This article explains the calculations done in the Occupancy Sensor Calculator, designed to estimate energy savings, cost benefits, and environmental impact of installing occupancy sensors in commercial lighting systems.
The Occupancy Sensor Calculator estimates energy savings, cost benefits, and environmental impact for commercial lighting systems by combining several mathematical steps.
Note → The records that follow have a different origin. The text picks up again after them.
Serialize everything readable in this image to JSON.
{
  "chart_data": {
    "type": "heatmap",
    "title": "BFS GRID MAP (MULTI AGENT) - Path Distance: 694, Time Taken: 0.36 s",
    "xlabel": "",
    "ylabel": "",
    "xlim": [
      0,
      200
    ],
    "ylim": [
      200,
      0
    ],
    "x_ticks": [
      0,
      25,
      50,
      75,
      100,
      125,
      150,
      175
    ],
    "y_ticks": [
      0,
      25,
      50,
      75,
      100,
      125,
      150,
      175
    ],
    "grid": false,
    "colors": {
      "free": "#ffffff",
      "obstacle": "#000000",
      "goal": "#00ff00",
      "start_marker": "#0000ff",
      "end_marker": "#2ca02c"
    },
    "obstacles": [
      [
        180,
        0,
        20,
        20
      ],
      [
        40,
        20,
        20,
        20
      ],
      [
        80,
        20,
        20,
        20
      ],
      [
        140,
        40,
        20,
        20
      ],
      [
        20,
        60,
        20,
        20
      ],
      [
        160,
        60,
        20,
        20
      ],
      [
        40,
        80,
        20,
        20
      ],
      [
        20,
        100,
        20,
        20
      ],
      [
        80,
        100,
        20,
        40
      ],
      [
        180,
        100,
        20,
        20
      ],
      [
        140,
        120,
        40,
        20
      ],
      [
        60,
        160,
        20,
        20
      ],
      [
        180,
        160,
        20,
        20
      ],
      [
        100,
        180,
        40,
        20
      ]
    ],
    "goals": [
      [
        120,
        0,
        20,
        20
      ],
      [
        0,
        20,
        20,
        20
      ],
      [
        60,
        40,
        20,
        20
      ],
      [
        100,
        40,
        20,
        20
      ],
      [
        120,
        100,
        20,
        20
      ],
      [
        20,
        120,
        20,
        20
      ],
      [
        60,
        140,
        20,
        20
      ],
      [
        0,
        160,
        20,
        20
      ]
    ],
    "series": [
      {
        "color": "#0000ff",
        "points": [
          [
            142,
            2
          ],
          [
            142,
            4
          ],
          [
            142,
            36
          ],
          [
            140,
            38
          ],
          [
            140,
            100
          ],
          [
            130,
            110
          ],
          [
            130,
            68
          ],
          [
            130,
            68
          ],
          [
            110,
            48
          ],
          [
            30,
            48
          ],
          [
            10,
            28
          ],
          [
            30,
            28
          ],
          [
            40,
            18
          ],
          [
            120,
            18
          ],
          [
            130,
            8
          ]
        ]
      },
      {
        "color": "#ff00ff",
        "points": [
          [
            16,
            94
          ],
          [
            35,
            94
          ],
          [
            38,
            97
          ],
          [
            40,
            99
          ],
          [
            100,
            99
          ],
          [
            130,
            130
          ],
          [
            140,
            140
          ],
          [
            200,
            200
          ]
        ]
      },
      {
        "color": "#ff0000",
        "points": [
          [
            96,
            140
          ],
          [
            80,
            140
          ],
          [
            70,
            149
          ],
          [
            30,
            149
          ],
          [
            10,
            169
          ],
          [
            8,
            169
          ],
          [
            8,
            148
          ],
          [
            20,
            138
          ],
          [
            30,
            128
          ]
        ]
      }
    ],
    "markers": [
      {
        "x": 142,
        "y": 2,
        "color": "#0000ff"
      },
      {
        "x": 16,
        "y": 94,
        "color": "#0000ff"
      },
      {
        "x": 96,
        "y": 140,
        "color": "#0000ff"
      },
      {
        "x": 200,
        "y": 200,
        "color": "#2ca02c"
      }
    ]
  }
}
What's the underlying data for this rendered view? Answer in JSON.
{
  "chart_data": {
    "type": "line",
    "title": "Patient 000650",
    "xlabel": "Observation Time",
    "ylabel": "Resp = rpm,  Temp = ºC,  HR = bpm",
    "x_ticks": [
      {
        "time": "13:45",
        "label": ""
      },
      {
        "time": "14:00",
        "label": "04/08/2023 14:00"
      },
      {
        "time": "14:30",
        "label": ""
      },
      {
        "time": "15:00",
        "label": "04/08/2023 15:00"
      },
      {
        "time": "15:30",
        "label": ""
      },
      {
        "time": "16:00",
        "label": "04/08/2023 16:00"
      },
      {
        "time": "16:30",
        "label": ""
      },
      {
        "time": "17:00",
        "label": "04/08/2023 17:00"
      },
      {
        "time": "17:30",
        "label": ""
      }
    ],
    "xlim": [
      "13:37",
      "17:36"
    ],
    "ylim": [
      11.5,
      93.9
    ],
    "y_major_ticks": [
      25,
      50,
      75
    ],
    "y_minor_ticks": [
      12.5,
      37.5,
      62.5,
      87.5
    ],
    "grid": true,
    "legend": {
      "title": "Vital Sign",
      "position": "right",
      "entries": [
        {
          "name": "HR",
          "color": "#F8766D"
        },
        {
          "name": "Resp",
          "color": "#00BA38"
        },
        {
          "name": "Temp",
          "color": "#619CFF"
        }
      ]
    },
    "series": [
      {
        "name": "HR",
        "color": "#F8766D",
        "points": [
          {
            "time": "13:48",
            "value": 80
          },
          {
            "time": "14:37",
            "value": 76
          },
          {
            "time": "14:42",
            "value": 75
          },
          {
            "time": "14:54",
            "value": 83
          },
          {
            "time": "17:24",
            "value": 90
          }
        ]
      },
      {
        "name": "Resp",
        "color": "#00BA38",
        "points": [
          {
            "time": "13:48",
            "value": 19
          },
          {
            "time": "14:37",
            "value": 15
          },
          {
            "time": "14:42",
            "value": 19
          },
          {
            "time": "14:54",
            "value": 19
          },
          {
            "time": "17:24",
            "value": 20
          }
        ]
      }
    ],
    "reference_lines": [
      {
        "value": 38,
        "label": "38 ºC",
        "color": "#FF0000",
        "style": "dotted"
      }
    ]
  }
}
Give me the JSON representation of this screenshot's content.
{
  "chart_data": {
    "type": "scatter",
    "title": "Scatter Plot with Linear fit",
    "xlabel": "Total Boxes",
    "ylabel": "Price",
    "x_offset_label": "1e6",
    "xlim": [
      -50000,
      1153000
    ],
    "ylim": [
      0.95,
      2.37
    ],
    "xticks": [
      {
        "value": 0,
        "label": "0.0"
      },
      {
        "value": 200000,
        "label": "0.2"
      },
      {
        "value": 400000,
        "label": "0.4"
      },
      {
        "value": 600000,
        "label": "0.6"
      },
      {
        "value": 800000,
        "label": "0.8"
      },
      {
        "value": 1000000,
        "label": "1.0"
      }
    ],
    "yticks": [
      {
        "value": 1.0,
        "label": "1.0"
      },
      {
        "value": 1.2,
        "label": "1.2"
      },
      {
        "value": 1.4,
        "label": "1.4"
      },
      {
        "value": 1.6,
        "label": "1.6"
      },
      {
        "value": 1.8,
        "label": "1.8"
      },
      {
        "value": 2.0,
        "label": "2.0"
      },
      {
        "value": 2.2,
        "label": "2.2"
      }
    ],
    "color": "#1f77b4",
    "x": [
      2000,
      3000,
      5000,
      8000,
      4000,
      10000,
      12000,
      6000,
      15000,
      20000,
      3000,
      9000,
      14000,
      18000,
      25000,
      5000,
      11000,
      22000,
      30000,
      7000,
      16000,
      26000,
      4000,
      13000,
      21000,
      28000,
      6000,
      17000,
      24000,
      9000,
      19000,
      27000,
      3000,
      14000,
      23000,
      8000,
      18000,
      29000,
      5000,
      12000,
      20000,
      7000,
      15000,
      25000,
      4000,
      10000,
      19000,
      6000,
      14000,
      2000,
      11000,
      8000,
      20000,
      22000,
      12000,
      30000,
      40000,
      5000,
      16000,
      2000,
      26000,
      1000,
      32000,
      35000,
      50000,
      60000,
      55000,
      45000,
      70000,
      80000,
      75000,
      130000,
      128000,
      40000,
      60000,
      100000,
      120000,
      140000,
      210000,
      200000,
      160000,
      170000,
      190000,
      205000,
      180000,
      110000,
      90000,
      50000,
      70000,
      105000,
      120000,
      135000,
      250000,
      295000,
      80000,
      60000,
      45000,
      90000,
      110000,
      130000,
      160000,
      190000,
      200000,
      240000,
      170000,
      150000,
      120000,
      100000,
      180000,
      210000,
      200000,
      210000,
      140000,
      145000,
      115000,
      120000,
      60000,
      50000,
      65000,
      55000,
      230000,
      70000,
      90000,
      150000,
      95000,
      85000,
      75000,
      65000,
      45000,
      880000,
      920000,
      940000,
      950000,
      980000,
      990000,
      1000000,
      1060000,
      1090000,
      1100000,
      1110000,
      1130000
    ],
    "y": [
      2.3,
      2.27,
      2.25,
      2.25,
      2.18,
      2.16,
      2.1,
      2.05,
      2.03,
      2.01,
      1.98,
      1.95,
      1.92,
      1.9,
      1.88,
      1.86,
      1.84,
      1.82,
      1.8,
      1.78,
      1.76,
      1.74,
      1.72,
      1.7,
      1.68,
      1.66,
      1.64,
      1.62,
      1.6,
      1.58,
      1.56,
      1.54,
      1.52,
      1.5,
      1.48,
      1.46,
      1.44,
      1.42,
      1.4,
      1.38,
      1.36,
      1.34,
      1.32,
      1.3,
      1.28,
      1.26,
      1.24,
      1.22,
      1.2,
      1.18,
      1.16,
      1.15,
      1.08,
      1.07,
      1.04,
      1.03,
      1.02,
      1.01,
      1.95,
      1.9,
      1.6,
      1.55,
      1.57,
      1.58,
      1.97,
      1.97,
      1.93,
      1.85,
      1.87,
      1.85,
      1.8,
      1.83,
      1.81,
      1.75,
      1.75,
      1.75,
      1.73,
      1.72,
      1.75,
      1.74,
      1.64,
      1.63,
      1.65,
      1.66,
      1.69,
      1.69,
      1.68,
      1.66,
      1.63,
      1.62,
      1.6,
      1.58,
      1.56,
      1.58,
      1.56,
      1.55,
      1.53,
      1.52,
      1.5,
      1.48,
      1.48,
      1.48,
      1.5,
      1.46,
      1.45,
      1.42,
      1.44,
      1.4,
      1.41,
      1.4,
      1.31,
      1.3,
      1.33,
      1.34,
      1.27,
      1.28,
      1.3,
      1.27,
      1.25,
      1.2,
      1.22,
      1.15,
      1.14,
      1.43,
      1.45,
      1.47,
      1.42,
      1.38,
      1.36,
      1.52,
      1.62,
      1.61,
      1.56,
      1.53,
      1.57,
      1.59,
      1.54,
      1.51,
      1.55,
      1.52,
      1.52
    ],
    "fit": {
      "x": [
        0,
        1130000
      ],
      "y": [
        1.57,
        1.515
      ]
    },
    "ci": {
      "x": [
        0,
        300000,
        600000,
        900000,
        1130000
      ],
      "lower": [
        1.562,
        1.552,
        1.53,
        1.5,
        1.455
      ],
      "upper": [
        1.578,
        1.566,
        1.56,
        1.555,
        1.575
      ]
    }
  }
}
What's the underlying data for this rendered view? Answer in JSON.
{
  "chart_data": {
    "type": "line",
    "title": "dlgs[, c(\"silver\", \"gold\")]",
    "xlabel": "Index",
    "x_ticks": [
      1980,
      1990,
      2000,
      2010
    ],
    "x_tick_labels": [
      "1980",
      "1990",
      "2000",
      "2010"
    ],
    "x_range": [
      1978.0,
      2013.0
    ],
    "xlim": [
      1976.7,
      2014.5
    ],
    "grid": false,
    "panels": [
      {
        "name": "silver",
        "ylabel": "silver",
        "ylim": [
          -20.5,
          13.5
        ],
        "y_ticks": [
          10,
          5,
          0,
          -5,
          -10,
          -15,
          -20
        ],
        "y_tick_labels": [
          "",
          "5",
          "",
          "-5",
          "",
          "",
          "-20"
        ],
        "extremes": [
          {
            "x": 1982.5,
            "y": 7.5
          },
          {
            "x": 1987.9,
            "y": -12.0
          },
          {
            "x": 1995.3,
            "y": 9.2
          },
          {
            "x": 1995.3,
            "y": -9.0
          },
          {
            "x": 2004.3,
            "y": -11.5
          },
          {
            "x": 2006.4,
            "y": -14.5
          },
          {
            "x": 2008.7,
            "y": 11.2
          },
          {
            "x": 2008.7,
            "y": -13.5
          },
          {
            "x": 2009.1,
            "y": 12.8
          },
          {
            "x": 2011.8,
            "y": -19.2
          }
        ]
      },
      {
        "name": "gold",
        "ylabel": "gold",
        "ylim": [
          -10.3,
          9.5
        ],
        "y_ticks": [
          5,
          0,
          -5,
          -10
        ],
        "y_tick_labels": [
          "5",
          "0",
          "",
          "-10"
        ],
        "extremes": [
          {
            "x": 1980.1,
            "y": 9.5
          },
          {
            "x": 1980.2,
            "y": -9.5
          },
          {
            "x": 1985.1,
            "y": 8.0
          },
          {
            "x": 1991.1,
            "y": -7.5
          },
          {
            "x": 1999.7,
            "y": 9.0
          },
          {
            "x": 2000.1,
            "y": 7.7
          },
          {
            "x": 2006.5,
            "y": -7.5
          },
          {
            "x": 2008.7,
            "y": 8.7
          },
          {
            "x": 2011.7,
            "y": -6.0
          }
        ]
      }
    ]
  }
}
First, it determines the current annual operating hours:
$$ CHPY = H_{day} \times D_{week} \times W_{year} $$
Depending on the chosen method, the proposed annual hours are computed either as a percentage of the current hours:
$$ PHPY = percent_{occupied} \times CHPY $$
or by reducing the daily operating hours:
$$ PHPY = (H_{day} - H_{reduction}) \times D_{week} \times W_{year} $$
Next, power consumption per fixture is calculated:
$$ PCF = \frac{N_{bulbs} \times W_{bulb} \times BF}{1000} $$
Multiplying by the total number of fixtures gives the total system power:
$$ TPC = PCF \times N_{fixtures} $$
This power is used to find the current and proposed electrical consumption:
$$ CEC = TPC \times CHPY \quad \text{and} \quad PEC = TPC \times PHPY $$
with the energy savings determined as:
$$ ES = CEC - PEC $$
Cost savings come next. Electricity cost savings are given by:
$$ ECS = ES \times EC $$
and, if the system operates at peak demand, the demand cost savings are calculated as:
$$ DCS = DS \times DC \times 12 $$
Carbon emission reductions are estimated by:
$$ CES = \frac{ES \times CI}{2205} $$
Maintenance savings are also factored in by assessing bulb replacement rates and comparing current versus proposed replacement material and labor costs. Finally, implementation costs are summed up as:
$$ TIC = IMC + ILC $$
and the simple payback period is derived by:
$$ SP = \left(\frac{TIC}{TCS}\right) \times 12 $$
where total cost savings, $TCS$, is the sum of electricity, demand, maintenance material, and labor cost savings. For a more in-depth financial review, the internal rate of return (IRR) is calculated by solving:
$$ \sum_{t=0}^{n} \frac{CF_t}{(1 + IRR)^t} = 0 $$